遺伝的に肥満になりやすい人でも肥満を防げるエクササイズがある?

遺伝的に肥満になりやすい人でも肥満を防げるエクササイズがある?

私たちは経験的に、遺伝的に太りやすい家系と太りにくい家系があるのではないかと思っています。

それでは、遺伝的に太りやすい肥満遺伝子を持っている人は、太るのが必然になってしまいますが、それは運命なのでしょうか?
最近の研究では、先天的なものだけではなく、後天的つまり環境のほうが大きく左右されることが分かってきています。

肥満問題のひとつの解決方法は運動です。

それでは、代々肥満遺伝子を受け継いでしまった肥満になりやすい人にとって最適な運動はあるのでしょうか?

8月1日に発表された研究内容で、そんな肥満遺伝子を持つ人でも、効果の高い運動法が見つかったようです。

「肥満遺伝子」を持っていてもジョギングと5つのエクササイズが肥満を防ぐ

 
ランニングマシンで走る女性
 
ここからです。
 
肥満になる可能性を高める遺伝子を受け継いだ人にとっては、体重を増加を抑えたいという希望があります。

国立台湾大学のワン・ユリン(Wan-Yu Lin)による研究は、肥満を増長する遺伝的影響と戦うのに特に効果的な運動の種類を特定したと、8月1日のPLOS Genetics誌に発表した。
 

世界中で肥満は、人の遺伝学とライフスタイルの間で相互に作用にするため、コントロールするのが困難です。
医師はしばしば運動を勧めますが、遺伝により肥満になりやすい人の体重増加を抑えるのにどんな種類の運動が最適なのかは明確ではありません。

30~70歳の18,424人の漢民族(中国で一番多い民族)の成人を対象とした新しい研究では、個人の遺伝と自己報告された運動習慣との関係性を調査した。
研究者は、肥満指数(BMI)、体脂肪率、ウエストヒップ比など、肥満の5つの指標に特に注目し、定期的なジョギングが肥満をコントロールするためには最適の運動の一つであることがわかった。また、登山、ウォーキング、パワーウォーキング、特定の種類のダンス、長時間のヨガの練習も、肥満になりやすい個人のBMIを低下させる。しかし驚くべきことに、サイクリング、ストレッチ運動、水泳、ダンスダンスレボリューション(アーケードの音楽ゲーム)は、肥満に対する遺伝的影響を防ぐことはなかった。

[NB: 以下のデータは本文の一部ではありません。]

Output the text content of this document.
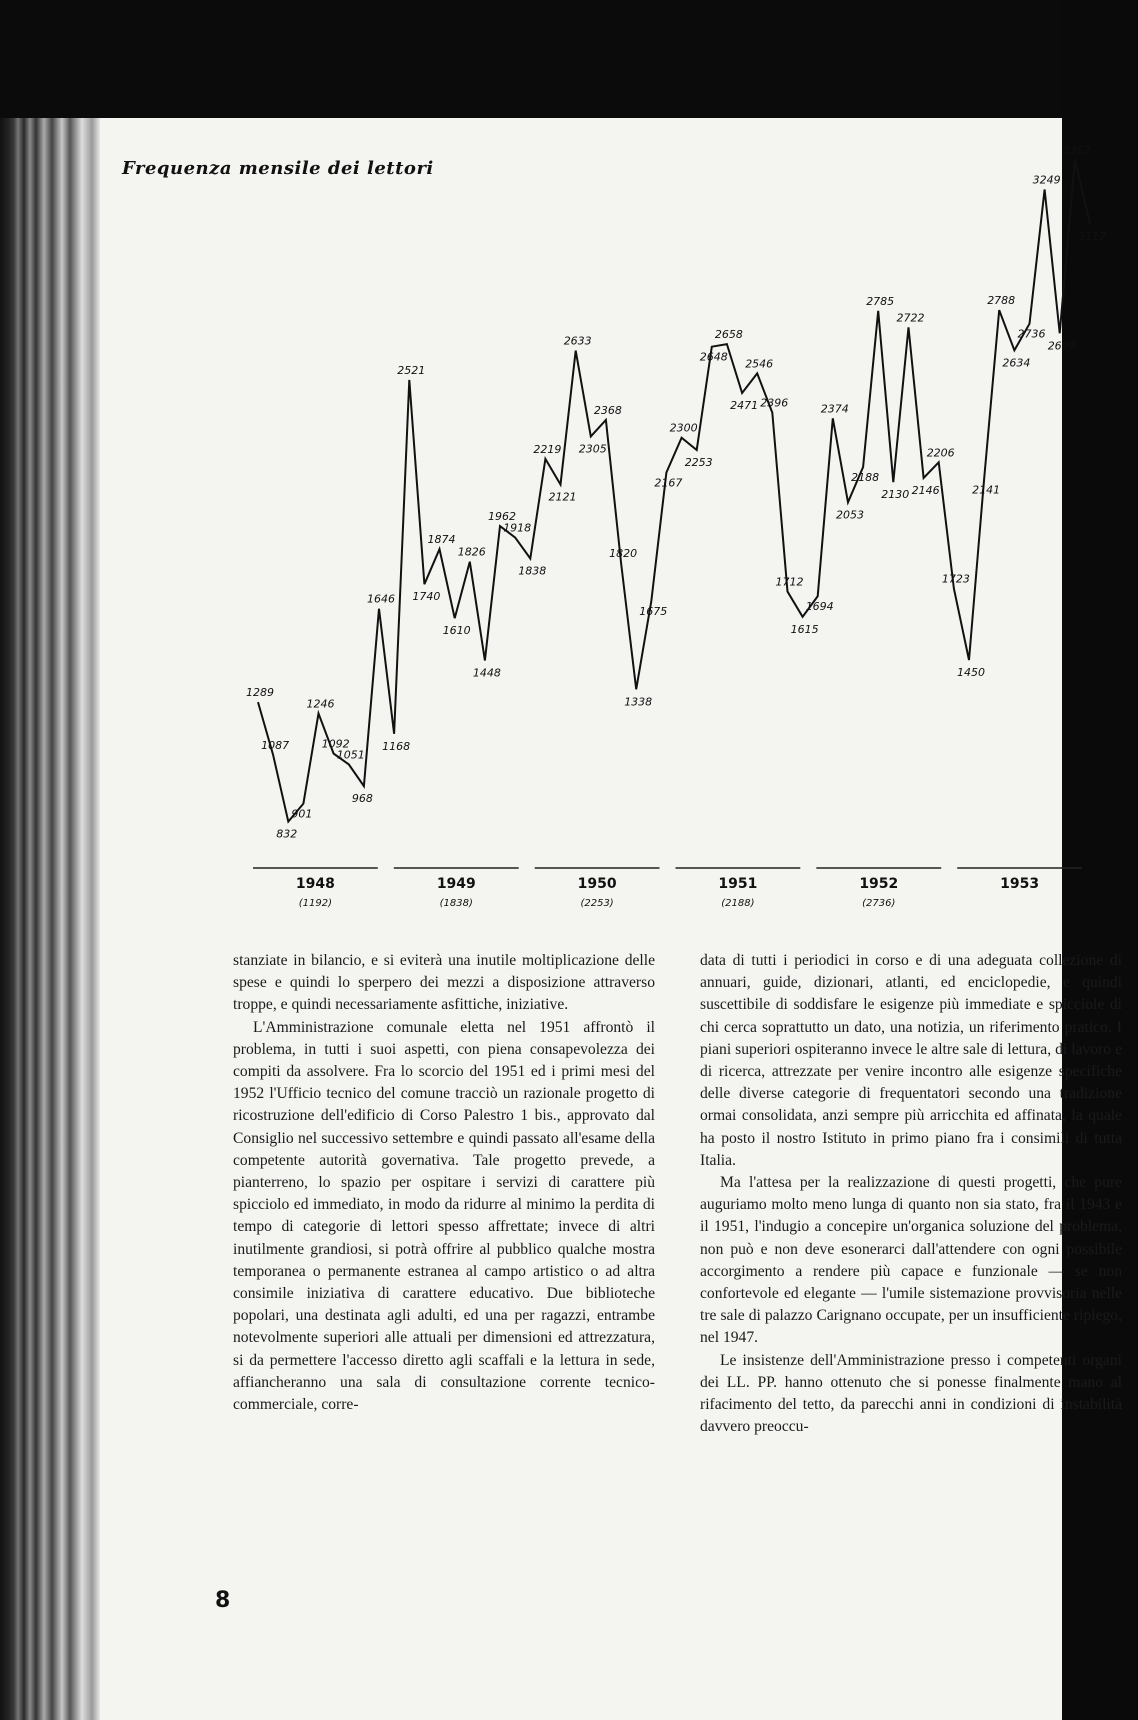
Frequenza mensile dei lettori
1289
1087
832
901
1246
1092
1051
968
1646
1168
2521
1740
1874
1610
1826
1448
1962
1918
1838
2219
2121
2633
2305
2368
1820
1338
1675
2167
2300
2253
2648
2658
2471
2546
2396
1712
1615
1694
2374
2053
2188
2785
2130
2722
2146
2206
1723
1450
2141
2788
2634
2736
3249
2699
3362
3117
1948
(1192)
1949
(1838)
1950
(2253)
1951
(2188)
1952
(2736)
1953

stanziate in bilancio, e si eviterà una inutile moltiplicazione delle spese e quindi lo sperpero dei mezzi a disposizione attraverso troppe, e quindi necessariamente asfittiche, iniziative.

L'Amministrazione comunale eletta nel 1951 affrontò il problema, in tutti i suoi aspetti, con piena consapevolezza dei compiti da assolvere. Fra lo scorcio del 1951 ed i primi mesi del 1952 l'Ufficio tecnico del comune tracciò un razionale progetto di ricostruzione dell'edificio di Corso Palestro 1 bis., approvato dal Consiglio nel successivo settembre e quindi passato all'esame della competente autorità governativa. Tale progetto prevede, a pianterreno, lo spazio per ospitare i servizi di carattere più spicciolo ed immediato, in modo da ridurre al minimo la perdita di tempo di categorie di lettori spesso affrettate; invece di altri inutilmente grandiosi, si potrà offrire al pubblico qualche mostra temporanea o permanente estranea al campo artistico o ad altra consimile iniziativa di carattere educativo. Due biblioteche popolari, una destinata agli adulti, ed una per ragazzi, entrambe notevolmente superiori alle attuali per dimensioni ed attrezzatura, si da permettere l'accesso diretto agli scaffali e la lettura in sede, affiancheranno una sala di consultazione corrente tecnico-commerciale, corre-

data di tutti i periodici in corso e di una adeguata collezione di annuari, guide, dizionari, atlanti, ed enciclopedie, e quindi suscettibile di soddisfare le esigenze più immediate e spicciole di chi cerca soprattutto un dato, una notizia, un riferimento pratico. I piani superiori ospiteranno invece le altre sale di lettura, di lavoro e di ricerca, attrezzate per venire incontro alle esigenze specifiche delle diverse categorie di frequentatori secondo una tradizione ormai consolidata, anzi sempre più arricchita ed affinata, la quale ha posto il nostro Istituto in primo piano fra i consimili di tutta Italia.

Ma l'attesa per la realizzazione di questi progetti, che pure auguriamo molto meno lunga di quanto non sia stato, fra il 1943 e il 1951, l'indugio a concepire un'organica soluzione del problema, non può e non deve esonerarci dall'attendere con ogni possibile accorgimento a rendere più capace e funzionale — se non confortevole ed elegante — l'umile sistemazione provvisoria nelle tre sale di palazzo Carignano occupate, per un insufficiente ripiego, nel 1947.

Le insistenze dell'Amministrazione presso i competenti organi dei LL. PP. hanno ottenuto che si ponesse finalmente mano al rifacimento del tetto, da parecchi anni in condizioni di instabilità davvero preoccu-

8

全体として、この研究では、肥満に関して遺伝学は運命ではなく、何種類かの運動を定期的に行うことで、その肥満遺伝子の影響を軽減できることを示唆しています。以前の研究は、頻繁な身体活動が肥満に対する遺伝的影響を鈍らせることを示しましたが、これらの研究はBMIのみに焦点を合わせていました。この新しい研究では、代謝の問題により密接に関連している肥満の他の4つの尺度も考慮しているが、肥満は深刻な公衆衛生上の課題でもあるため、運動の利点だけを誇張することはできない。

ここまで

*訳者注:パワーウォーキングとは、ドイツ人ハートヴィッヒ・ガウダー氏が提唱する歩き方だそうです。
 ウォーキングをする際にただ歩くだけでなく、いつもより歩幅を広げて早足で歩いたり、坂道や階段を積極的に歩いたりするなどパワーアップをすることで、体力の向上、体脂肪の減少、筋肉の柔軟性が高まります。ウォーキングの効果を最大に引き出すには、自分の体にかかる負担を正確に見定める必要があります。その目安となるのが心拍数で、パワーウォーキングでは心拍数を基に個人個人にあったウォーキング方法を実践します。

以下にリンクを貼っておきます。

パワーウォーキングクラブ日本本部サイト

記事にもあるように、

<驚くべきことにサイクリング、ストレッチ、水泳には肥満に対する遺伝的影響を防ぐことはなかった>

この研究報告は、衝撃的です。

肥満の方は、そもそも身体が重く、膝などを痛めてしまっていることも多いですから、走ることはおろか歩くことさえ辛いこともあり、こういったには通常の運動をおすすめできない場合もありますが、水泳なら水の浮力によって膝への負担が少ない事から勧めることができると考えていました。

運動することによってのダイエット効果はあるものの、この研究では遺伝的影響を予防することはなかった、と報告しています。

まぁ、この研究報告では遺伝的な影響の有無を調べることなので、運動の効果が無いとは言っていません。とにかく、何種類かの運動組みあわせて定期的に行うことについては確かに健康にとって良い効果があるのですから、続けて欲しいものです。